Ces deux exemples sont banals et pourtant, ils démontrent bien, selon moi, la pointe de l’iceberg du « faire » et de la course à la performance.

Les enfants apprennent, et on leur enseigne comme parent, à recevoir de la gratification pour ce qu’ils font et non qui ils sont. S’intègre alors la croyance que l’on doit « faire » pour mériter l’amour de nos proches. Les enfants deviennent sages pour conserver cet amour ou bien ils testent, crisent et hurlent pour s’assurer que l’amour tient bon. Qu’ils ne se feront pas éjecter du clan.

Rendus adultes, ces programmes nous suivent: on « fait » pour être aimé, reconnu, valorisé, pour exister. On grandit en devenant des êtres performants. On s’est même convaincu que c’est ce qu’on voulait, pour nous! Parce que ça nous rend fières en dedans d’accomplir toutes ces choses.

Mais derrière, pour qui réalisons-nous tout ça? Pour qu’enfin notre père ou notre mère soit fier de nous? Pour que notre patron nous valorise? Pour se faire accepter par nos collègues? Pour arriver un jour à croire qu’on a de la valeur? C’est parfois difficile d’assumer ses choix les plus intimes avec de tels programmes en place. Encore plus lorsque ces choix divergent du milieu dans lequel on évolue.

Par exemple, pour un musicien classique comme moi, il est très difficile d’assumer de ne pas aller faire une audition, encore moins lorsqu’elle se passe dans sa ville. Ça ne se fait pas! Surtout si on a le talent pour le faire. Surtout si c’est possible aux yeux de nos collègues. Les attentes venant de l’extérieur sont grandes et la pression, même non exprimée, est vive pour nous pousser à « faire ».

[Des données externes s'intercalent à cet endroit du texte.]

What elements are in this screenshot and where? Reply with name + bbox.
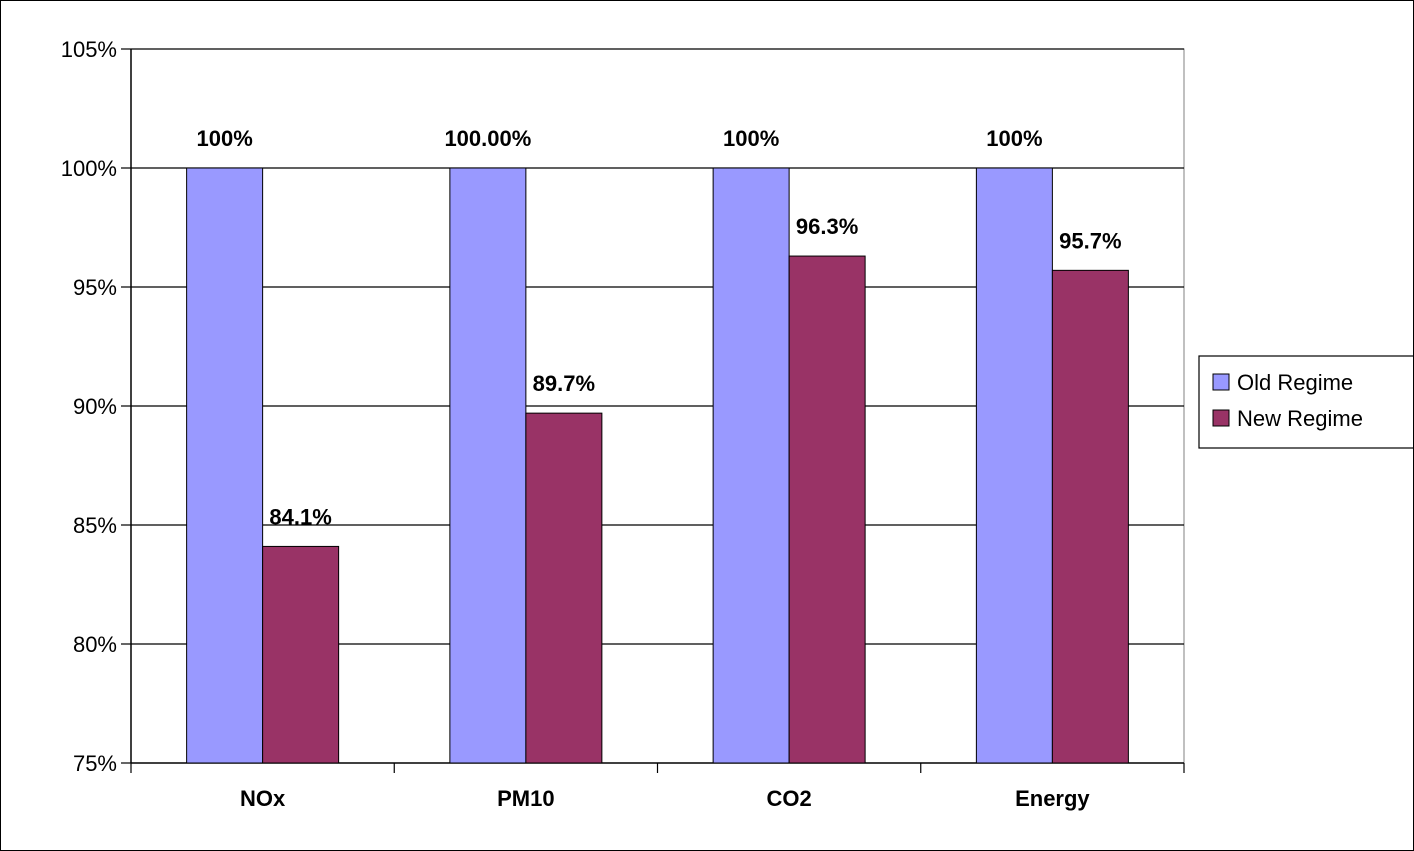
bar-old-regime-nox[interactable] [186,167,264,764]
y-tick-label: 100% [61,156,117,181]
category-label: CO2 [767,786,812,811]
bar-old-regime-pm10[interactable] [449,167,527,764]
data-label: 100% [986,126,1042,151]
bar-new-regime-co2[interactable] [788,255,866,764]
bar-old-regime-co2[interactable] [712,167,790,764]
legend [1198,355,1413,449]
legend-label: Old Regime [1237,370,1353,395]
data-label: 100% [723,126,779,151]
data-label: 100.00% [444,126,531,151]
category-label: PM10 [497,786,554,811]
bar-new-regime-energy[interactable] [1051,269,1129,764]
data-label: 96.3% [796,214,858,239]
category-label: NOx [240,786,286,811]
bar-new-regime-nox[interactable] [262,545,340,764]
y-tick-label: 95% [73,275,117,300]
legend-label: New Regime [1237,406,1363,431]
y-tick-label: 80% [73,632,117,657]
data-label: 89.7% [533,371,595,396]
legend-swatch [1212,409,1230,427]
legend-swatch [1212,373,1230,391]
bar-new-regime-pm10[interactable] [525,412,603,764]
y-tick-label: 85% [73,513,117,538]
y-tick-label: 75% [73,751,117,776]
category-label: Energy [1015,786,1090,811]
bar-old-regime-energy[interactable] [975,167,1053,764]
data-label: 84.1% [269,504,331,529]
data-label: 95.7% [1059,228,1121,253]
y-tick-label: 105% [61,37,117,62]
data-label: 100% [196,126,252,151]
y-tick-label: 90% [73,394,117,419]
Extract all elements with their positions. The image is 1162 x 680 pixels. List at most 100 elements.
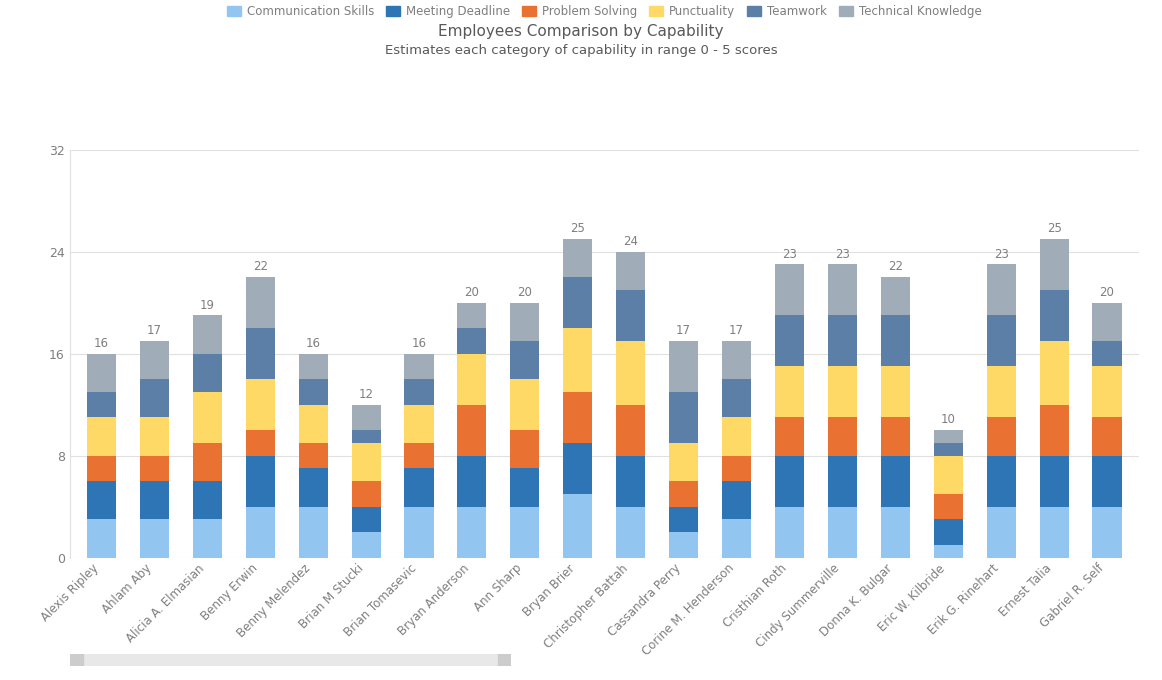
Bar: [934, 520, 963, 545]
Bar: [564, 443, 593, 494]
Bar: [881, 456, 910, 507]
Bar: [87, 354, 116, 392]
Bar: [722, 481, 751, 520]
Text: 16: 16: [411, 337, 426, 350]
Bar: [987, 456, 1016, 507]
Bar: [245, 507, 274, 558]
Bar: [616, 405, 645, 456]
Bar: [616, 341, 645, 405]
Bar: [245, 379, 274, 430]
Bar: [299, 469, 328, 507]
Bar: [458, 507, 487, 558]
Text: 17: 17: [729, 324, 744, 337]
Bar: [881, 507, 910, 558]
Text: 20: 20: [465, 286, 480, 299]
Text: 17: 17: [146, 324, 162, 337]
Bar: [669, 443, 698, 481]
Bar: [934, 456, 963, 494]
Bar: [87, 392, 116, 418]
Bar: [87, 418, 116, 456]
Bar: [458, 303, 487, 328]
Bar: [510, 303, 539, 341]
Bar: [881, 367, 910, 418]
Bar: [245, 328, 274, 379]
Bar: [299, 405, 328, 443]
Bar: [458, 456, 487, 507]
Text: 20: 20: [1099, 286, 1114, 299]
Bar: [669, 481, 698, 507]
Text: 16: 16: [94, 337, 109, 350]
Bar: [564, 239, 593, 277]
Bar: [193, 316, 222, 354]
Bar: [722, 341, 751, 379]
Bar: [299, 354, 328, 379]
Bar: [722, 379, 751, 418]
Bar: [193, 354, 222, 392]
Bar: [616, 456, 645, 507]
Bar: [193, 520, 222, 558]
Bar: [987, 507, 1016, 558]
Bar: [352, 430, 381, 443]
Bar: [1092, 303, 1121, 341]
Bar: [616, 507, 645, 558]
Bar: [1092, 367, 1121, 418]
Bar: [245, 277, 274, 328]
Bar: [775, 265, 804, 316]
Bar: [299, 443, 328, 469]
Text: 12: 12: [359, 388, 374, 401]
Bar: [775, 418, 804, 456]
Legend: Communication Skills, Meeting Deadline, Problem Solving, Punctuality, Teamwork, : Communication Skills, Meeting Deadline, …: [222, 1, 987, 23]
Bar: [1040, 405, 1069, 456]
Bar: [193, 481, 222, 520]
Bar: [458, 405, 487, 456]
Bar: [352, 532, 381, 558]
Bar: [139, 418, 168, 456]
Bar: [1092, 456, 1121, 507]
Bar: [1040, 456, 1069, 507]
Bar: [510, 430, 539, 469]
Bar: [1092, 507, 1121, 558]
Text: 20: 20: [517, 286, 532, 299]
Bar: [775, 367, 804, 418]
Bar: [827, 316, 856, 367]
Bar: [510, 507, 539, 558]
Bar: [564, 328, 593, 392]
Bar: [881, 418, 910, 456]
Text: 25: 25: [571, 222, 586, 235]
Text: Employees Comparison by Capability: Employees Comparison by Capability: [438, 24, 724, 39]
Bar: [827, 418, 856, 456]
Bar: [1040, 507, 1069, 558]
Bar: [245, 456, 274, 507]
Bar: [564, 494, 593, 558]
Bar: [193, 392, 222, 443]
Bar: [827, 507, 856, 558]
Bar: [934, 494, 963, 520]
Bar: [1092, 341, 1121, 367]
Bar: [139, 456, 168, 481]
Bar: [299, 507, 328, 558]
Bar: [934, 443, 963, 456]
Bar: [510, 469, 539, 507]
Bar: [1040, 341, 1069, 405]
Bar: [669, 392, 698, 443]
Bar: [987, 316, 1016, 367]
Bar: [1040, 239, 1069, 290]
Text: 22: 22: [253, 260, 267, 273]
Bar: [70, 654, 83, 666]
Bar: [404, 379, 433, 405]
Bar: [722, 456, 751, 481]
Bar: [87, 456, 116, 481]
Bar: [669, 532, 698, 558]
Bar: [139, 341, 168, 379]
Bar: [139, 481, 168, 520]
Bar: [404, 405, 433, 443]
Bar: [498, 654, 511, 666]
Text: 23: 23: [994, 248, 1009, 260]
Bar: [404, 469, 433, 507]
Bar: [352, 405, 381, 430]
Bar: [404, 443, 433, 469]
Bar: [404, 354, 433, 379]
Bar: [987, 418, 1016, 456]
Bar: [934, 545, 963, 558]
Bar: [616, 252, 645, 290]
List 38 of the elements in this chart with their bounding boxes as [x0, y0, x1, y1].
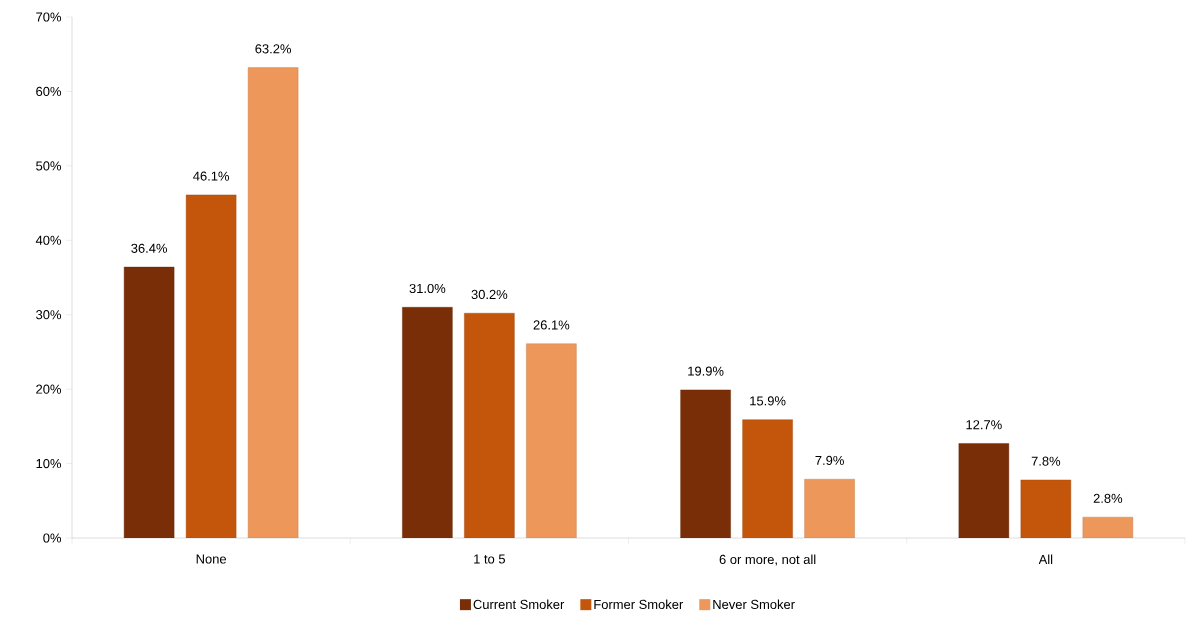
y-tick-label: 0% [43, 533, 62, 543]
x-tick-label: All [1038, 554, 1053, 564]
bar [464, 313, 515, 538]
data-label: 26.1% [533, 320, 570, 330]
data-label: 46.1% [193, 171, 230, 181]
bar [1020, 479, 1072, 538]
data-label: 63.2% [255, 44, 292, 54]
bar [402, 307, 453, 538]
data-label: 30.2% [471, 289, 508, 300]
data-label: 7.9% [815, 455, 844, 465]
bar [680, 389, 731, 538]
x-tick-label: 6 or more, not all [719, 554, 816, 566]
bar [804, 479, 855, 538]
legend-label: Former Smoker [594, 599, 684, 609]
y-tick-label: 60% [36, 86, 62, 97]
x-tick-label: 1 to 5 [474, 554, 506, 564]
legend-label: Never Smoker [713, 599, 795, 609]
y-tick-label: 50% [36, 161, 62, 171]
y-tick-label: 40% [35, 235, 62, 245]
y-tick-label: 30% [36, 310, 62, 320]
data-label: 12.7% [966, 420, 1002, 430]
bar [526, 343, 577, 538]
legend-label: Current Smoker [473, 599, 565, 609]
bar [123, 266, 175, 538]
x-tick-label: None [196, 554, 227, 564]
bar [958, 443, 1010, 538]
data-label: 31.0% [409, 283, 446, 294]
data-label: 7.8% [1031, 456, 1061, 466]
y-tick-label: 70% [36, 12, 62, 22]
bar [185, 194, 237, 538]
y-tick-label: 10% [36, 458, 62, 469]
y-tick-label: 20% [36, 384, 62, 394]
bar [742, 419, 793, 538]
bar [247, 67, 299, 538]
data-label: 2.8% [1093, 493, 1123, 503]
data-label: 15.9% [750, 396, 786, 406]
data-label: 36.4% [131, 243, 168, 253]
data-label: 19.9% [688, 366, 724, 376]
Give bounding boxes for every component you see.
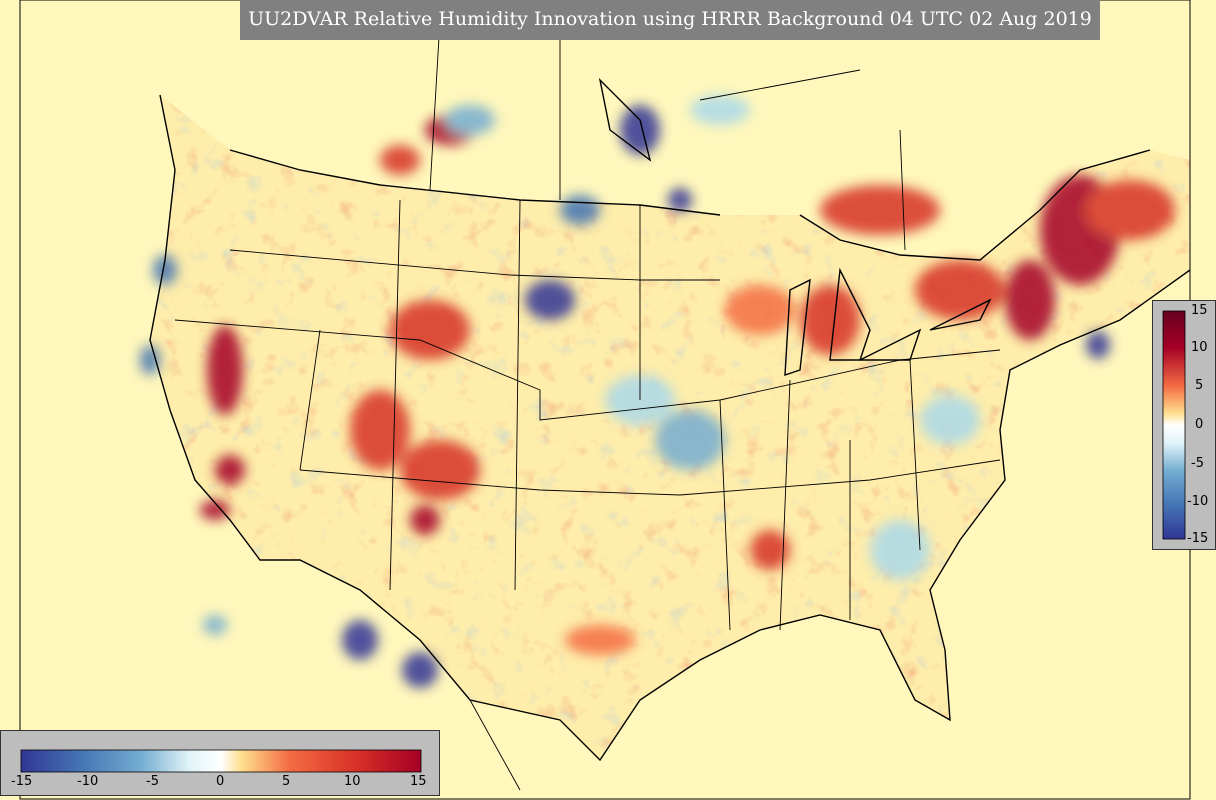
horizontal-colorbar-scale xyxy=(20,749,422,773)
vtick-15: 15 xyxy=(1191,303,1208,318)
htick-0: 0 xyxy=(216,774,225,789)
vtick-neg5: -5 xyxy=(1191,456,1204,471)
vertical-colorbar-scale xyxy=(1162,310,1186,540)
vtick-10: 10 xyxy=(1191,340,1208,355)
vertical-colorbar: 15 10 5 0 -5 -10 -15 xyxy=(1152,300,1216,550)
htick-neg15: -15 xyxy=(11,774,33,789)
vtick-neg15: -15 xyxy=(1187,531,1209,546)
map-title: UU2DVAR Relative Humidity Innovation usi… xyxy=(240,0,1100,40)
htick-5: 5 xyxy=(282,774,291,789)
htick-neg5: -5 xyxy=(146,774,159,789)
htick-neg10: -10 xyxy=(77,774,99,789)
htick-10: 10 xyxy=(344,774,361,789)
horizontal-colorbar: -15 -10 -5 0 5 10 15 xyxy=(0,730,440,796)
vtick-neg10: -10 xyxy=(1187,494,1209,509)
vtick-0: 0 xyxy=(1195,417,1204,432)
htick-15: 15 xyxy=(410,774,427,789)
vtick-5: 5 xyxy=(1195,378,1204,393)
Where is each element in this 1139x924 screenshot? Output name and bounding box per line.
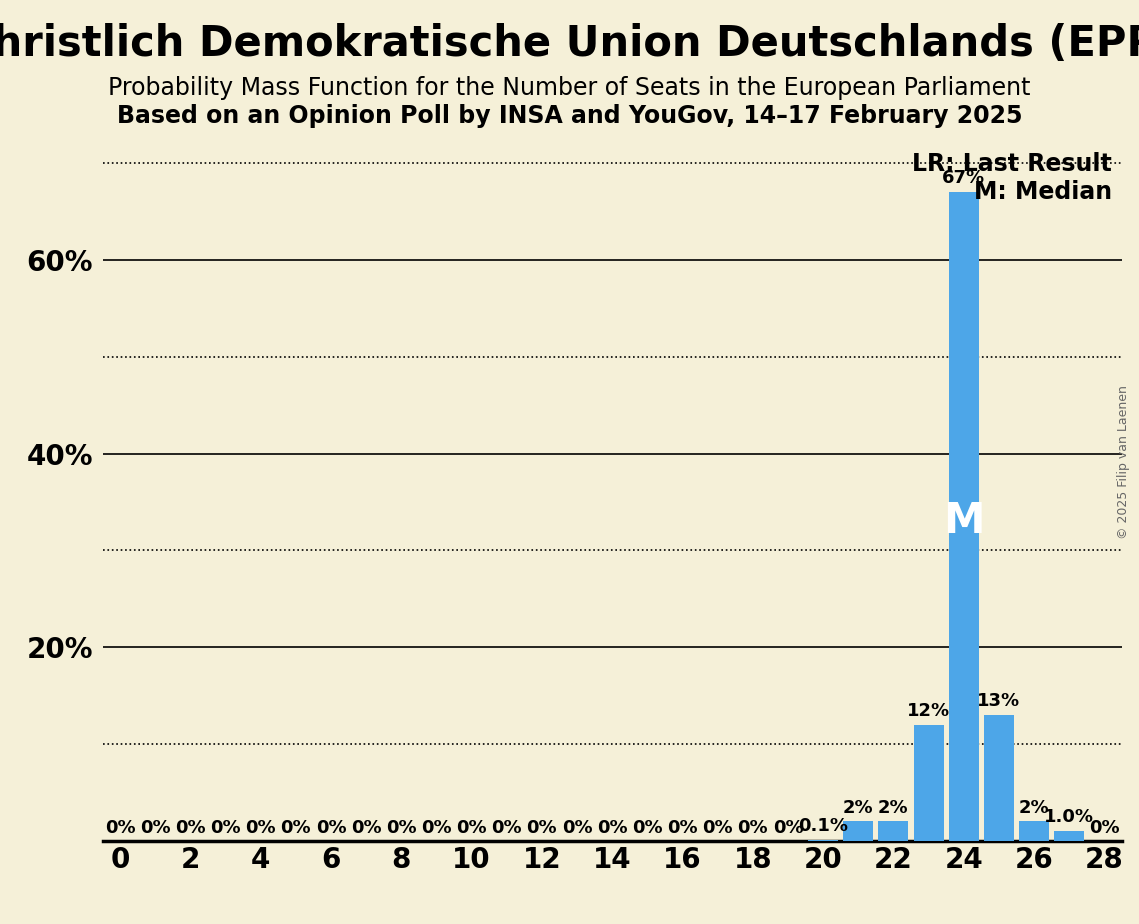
Text: Probability Mass Function for the Number of Seats in the European Parliament: Probability Mass Function for the Number… — [108, 76, 1031, 100]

Alors on se lance, pour ne pas perdre la face, parce que c’est ce qu’il faut faire dans le milieu ou pour continuer à montrer notre intérêt. On peut se faire croire que c’est pour garder la forme et continuer de s’améliorer. Il y a certainement du vrai là-dedans, mais si le regard des autres n’existait pas, est-ce que le choix aurait été le même?

C’est le même principe pour ceux qui hésitent dans leur carrière ou qui veulent se réorienter. Même chose pour ceux qui souhaitent vivre en célibataire, à plusieurs, se marier, sans enfant ou avec. Ou encore pour ceux qui veulent changer de pays, aller vivre dans le bois sans électricité, se nourrir dans les poubelles…

Faire un choix et mettre en place ce qu’il faut pour le concrétiser demande de se positionner face à l’autre. Tant que le besoin d’approbation extérieure est présent, le risque de parcourir un chemin qui n’est pas le sien est grand.

Alors, pour qui être vous en train d’avancer?